Not the parent, and I don't hate Ruby or any other language. But one practical problem I have with installable scripts in interpreted languages like Ruby gems, Python/Pipx apps and NPM global scripts is that each one is an isolated silo requiring by an entire runtime. Installing the runtime isn't a big issue as it can be done with the system package manager. But each runtime requires a specific environment (like Python's site-packages) with specific settings that don't mix well with that of other language runtimes. Each one also has a separate package manager that has to be invoked for updates. In my case, there are a dozen package managers - too many to set up and remember. I use a script to update each one in a sequence.

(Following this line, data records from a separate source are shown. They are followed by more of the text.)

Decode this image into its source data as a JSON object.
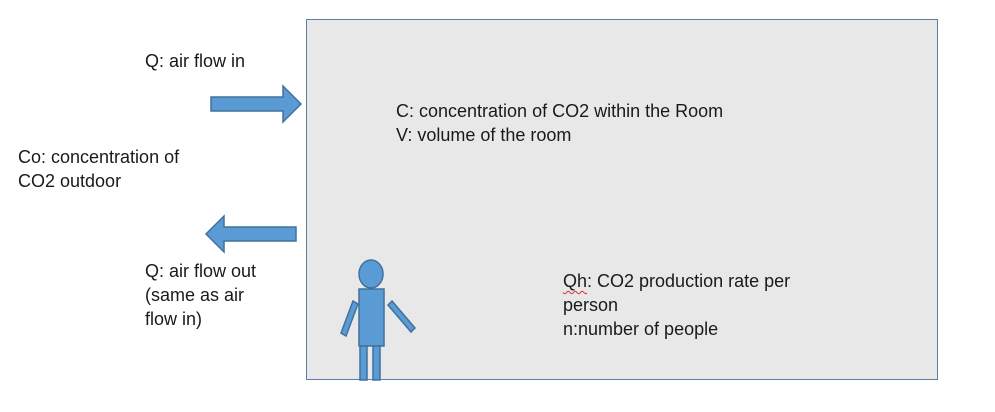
{
  "labels": {
    "air_in": "Q: air flow in",
    "outdoor_co2": [
      "Co: concentration of",
      "CO2 outdoor"
    ],
    "air_out": [
      "Q: air flow out",
      "(same as air",
      "flow in)"
    ],
    "room": [
      "C: concentration of CO2 within the Room",
      "V: volume of the room"
    ],
    "production": {
      "symbol": "Qh",
      "line1_rest": ": CO2 production rate per",
      "line2": "person",
      "line3": "n:number of people"
    }
  },
  "colors": {
    "shape_fill": "#5b9bd5",
    "shape_stroke": "#41719c",
    "room_fill": "#e8e8e8",
    "room_border": "#5b7fa6",
    "spell_underline": "#d9302c"
  }
}
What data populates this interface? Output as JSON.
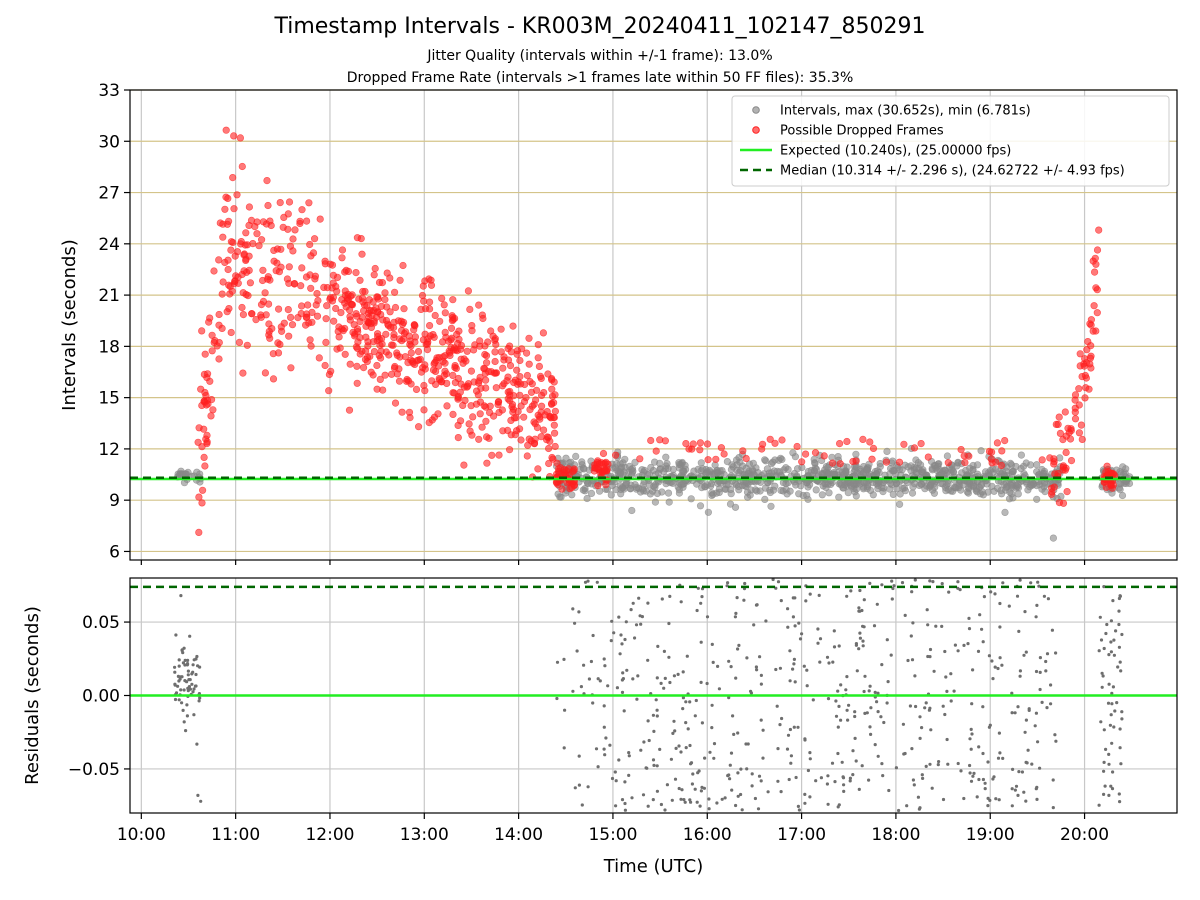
{
  "chart_data": [
    {
      "type": "scatter",
      "panel": "top",
      "title": "Timestamp Intervals - KR003M_20240411_102147_850291",
      "subtitle_lines": [
        "Jitter Quality (intervals within +/-1 frame): 13.0%",
        "Dropped Frame Rate (intervals >1 frames late within 50 FF files): 35.3%"
      ],
      "xlabel": "",
      "ylabel": "Intervals (seconds)",
      "ylim": [
        5.5,
        33
      ],
      "yticks": [
        6,
        9,
        12,
        15,
        18,
        21,
        24,
        27,
        30,
        33
      ],
      "ytick_labels": [
        "6",
        "9",
        "12",
        "15",
        "18",
        "21",
        "24",
        "27",
        "30",
        "33"
      ],
      "xlim_hours": [
        9.88,
        20.98
      ],
      "grid": true,
      "legend_position": "top-right",
      "legend": [
        {
          "label": "Intervals, max (30.652s), min (6.781s)",
          "marker": "circle",
          "color": "#888888"
        },
        {
          "label": "Possible Dropped Frames",
          "marker": "circle",
          "color": "#ff2020"
        },
        {
          "label": "Expected (10.240s), (25.00000 fps)",
          "marker": "line",
          "color": "#22ee22"
        },
        {
          "label": "Median (10.314 +/- 2.296 s), (24.62722 +/- 4.93 fps)",
          "marker": "dashed-line",
          "color": "#006600"
        }
      ],
      "expected_interval": 10.24,
      "median_interval": 10.314,
      "max_interval": 30.652,
      "min_interval": 6.781,
      "series_summary": [
        {
          "name": "Intervals",
          "x_hours_range": [
            10.38,
            20.48
          ],
          "typical_y": 10.3,
          "spread": 0.8
        },
        {
          "name": "Possible Dropped Frames",
          "segments": [
            {
              "x_hours": [
                10.6,
                10.9
              ],
              "y_rising": [
                10.5,
                26.0
              ]
            },
            {
              "x_hours": [
                10.9,
                12.0
              ],
              "y_center": 22.5,
              "spread": 3.2
            },
            {
              "x_hours": [
                12.0,
                14.4
              ],
              "y_center_start": 20.5,
              "y_center_end": 13.5,
              "spread": 2.5
            },
            {
              "x_hours": [
                14.4,
                19.6
              ],
              "y_center": 10.4,
              "spread": 0.5,
              "sparse_high_up_to": 12.8
            },
            {
              "x_hours": [
                19.6,
                20.15
              ],
              "y_rising": [
                10.5,
                24.8
              ]
            },
            {
              "x_hours": [
                20.2,
                20.3
              ],
              "y_center": 10.4,
              "spread": 0.3
            }
          ]
        }
      ]
    },
    {
      "type": "scatter",
      "panel": "bottom",
      "xlabel": "Time (UTC)",
      "ylabel": "Residuals (seconds)",
      "ylim": [
        -0.08,
        0.08
      ],
      "yticks": [
        -0.05,
        0.0,
        0.05
      ],
      "ytick_labels": [
        "−0.05",
        "0.00",
        "0.05"
      ],
      "xticks_hours": [
        10,
        11,
        12,
        13,
        14,
        15,
        16,
        17,
        18,
        19,
        20
      ],
      "xtick_labels": [
        "10:00",
        "11:00",
        "12:00",
        "13:00",
        "14:00",
        "15:00",
        "16:00",
        "17:00",
        "18:00",
        "19:00",
        "20:00"
      ],
      "grid": true,
      "expected_residual": 0.0,
      "median_residual": 0.074,
      "series_summary": [
        {
          "name": "Residuals",
          "segments": [
            {
              "x_hours": [
                10.35,
                10.62
              ],
              "y_center": 0.01,
              "spread": 0.03
            },
            {
              "x_hours": [
                14.4,
                19.7
              ],
              "y_center": 0.0,
              "spread": 0.08
            },
            {
              "x_hours": [
                20.15,
                20.4
              ],
              "y_center": 0.0,
              "spread": 0.08
            }
          ]
        }
      ]
    }
  ],
  "colors": {
    "intervals": "#888888",
    "dropped": "#ff2020",
    "expected": "#22ee22",
    "median": "#006600",
    "hgrid_top": "#d4c48a",
    "grid": "#c8c8c8"
  }
}
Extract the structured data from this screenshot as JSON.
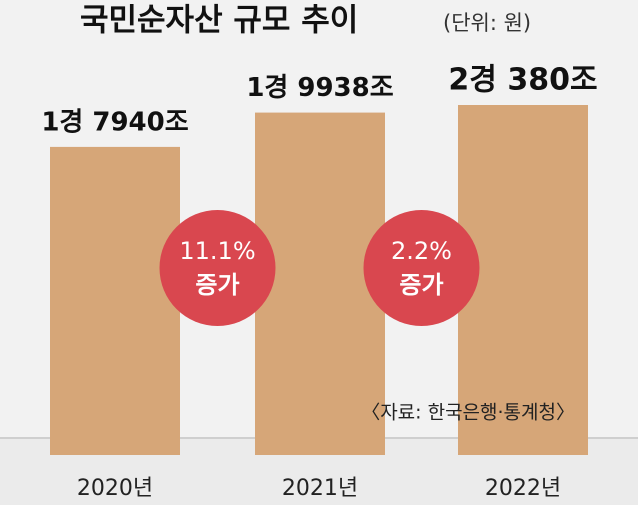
{
  "chart_data": {
    "type": "bar",
    "title": "국민순자산 규모 추이",
    "subtitle": "(단위: 원)",
    "categories": [
      "2020년",
      "2021년",
      "2022년"
    ],
    "values": [
      17940,
      19938,
      20380
    ],
    "value_labels": [
      "1경 7940조",
      "1경 9938조",
      "2경 380조"
    ],
    "color": "#d6a678",
    "annotations": [
      {
        "change": "11.1%",
        "text": "증가"
      },
      {
        "change": "2.2%",
        "text": "증가"
      }
    ],
    "source": "〈자료: 한국은행·통계청〉"
  }
}
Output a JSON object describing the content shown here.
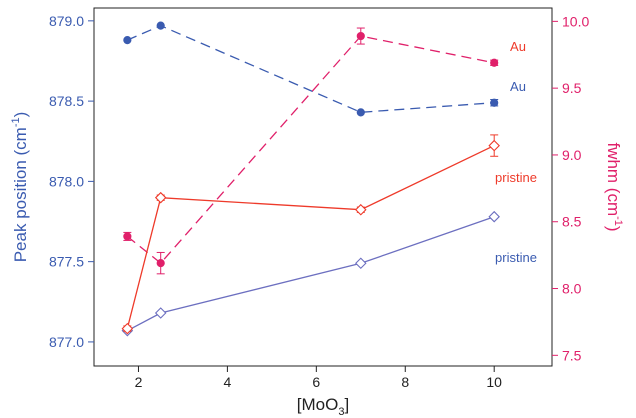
{
  "colors": {
    "blue": "#3a5bb0",
    "blue_light": "#6c6fc0",
    "magenta": "#e0206a",
    "red": "#ee3a2a",
    "axis": "#222222"
  },
  "chart_data": {
    "type": "line",
    "xlabel_base": "[MoO",
    "xlabel_sub": "3",
    "xlabel_close": "]",
    "ylabel_left": "Peak position (cm",
    "ylabel_left_sup": "-1",
    "ylabel_left_close": ")",
    "ylabel_right": "fwhm (cm",
    "ylabel_right_sup": "-1",
    "ylabel_right_close": ")",
    "xlim": [
      1,
      11.3
    ],
    "ylim_left": [
      876.85,
      879.08
    ],
    "ylim_right": [
      7.42,
      10.1
    ],
    "x_ticks": [
      2,
      4,
      6,
      8,
      10
    ],
    "y_ticks_left": [
      "877.0",
      "877.5",
      "878.0",
      "878.5",
      "879.0"
    ],
    "y_ticks_right": [
      "7.5",
      "8.0",
      "8.5",
      "9.0",
      "9.5",
      "10.0"
    ],
    "series": [
      {
        "name": "Au",
        "axis": "left",
        "style": "dashed",
        "marker": "circle",
        "color": "#3a5bb0",
        "x": [
          1.75,
          2.5,
          7.0,
          10.0
        ],
        "y": [
          878.88,
          878.97,
          878.43,
          878.49
        ],
        "err": [
          0,
          0,
          0,
          0.02
        ]
      },
      {
        "name": "pristine",
        "axis": "left",
        "style": "solid",
        "marker": "diamond-open",
        "color": "#6c6fc0",
        "x": [
          1.75,
          2.5,
          7.0,
          10.0
        ],
        "y": [
          877.07,
          877.18,
          877.49,
          877.78
        ],
        "err": [
          0,
          0,
          0,
          0
        ]
      },
      {
        "name": "Au",
        "axis": "right",
        "style": "dashed",
        "marker": "circle",
        "color": "#e0206a",
        "x": [
          1.75,
          2.5,
          7.0,
          10.0
        ],
        "y": [
          8.39,
          8.19,
          9.89,
          9.69
        ],
        "err": [
          0.03,
          0.08,
          0.06,
          0.02
        ]
      },
      {
        "name": "pristine",
        "axis": "right",
        "style": "solid",
        "marker": "diamond-open",
        "color": "#ee3a2a",
        "x": [
          1.75,
          2.5,
          7.0,
          10.0
        ],
        "y": [
          7.7,
          8.68,
          8.59,
          9.07
        ],
        "err": [
          0.02,
          0.02,
          0.02,
          0.08
        ]
      }
    ],
    "annotations": [
      {
        "text": "Au",
        "color": "#ee3a2a"
      },
      {
        "text": "Au",
        "color": "#3a5bb0"
      },
      {
        "text": "pristine",
        "color": "#ee3a2a"
      },
      {
        "text": "pristine",
        "color": "#3a5bb0"
      }
    ]
  }
}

Compiled programs aren't that much problematic. They usually integrate well with system libraries and can be installed unobtrusively into the system (like /usr/local/bin or /opt). Or they can be packaged easily for the system package manager. Dependency issues are solved at compile time and forgotten for the most part. Artifact reuse is also better - even between languages like C++ and Rust. The only trouble I had with packaging compiled programs (for Gentoo) is when the compiled program also had JS modules in it. That was precisely due to having to deal with NPM inside a build sandbox.

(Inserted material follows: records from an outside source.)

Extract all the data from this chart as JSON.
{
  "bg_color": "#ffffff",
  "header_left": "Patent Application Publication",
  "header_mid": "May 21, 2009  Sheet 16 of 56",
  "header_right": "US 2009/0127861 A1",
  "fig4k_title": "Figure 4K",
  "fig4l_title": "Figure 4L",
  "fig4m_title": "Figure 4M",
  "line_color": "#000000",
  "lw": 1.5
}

You're right about runtimes being a pain. I recall that time my Ruby install got hosed by something, I don't know what, that broke Jekyll. I never figured out what happened, and after spending a lot of a time trying to fix it, I gave up, installed Hugo, converted my sites, and never looked back.
This is a valid point. I’m a big fan of Python the language myself, but packaging and distribution is quite the mess.
I honestly wish we at least got first-class support for adding say “import numpy-1.31” to the code, such that you could safely install multiple versions of a package in parallel in the global PYTHONPATH without issues.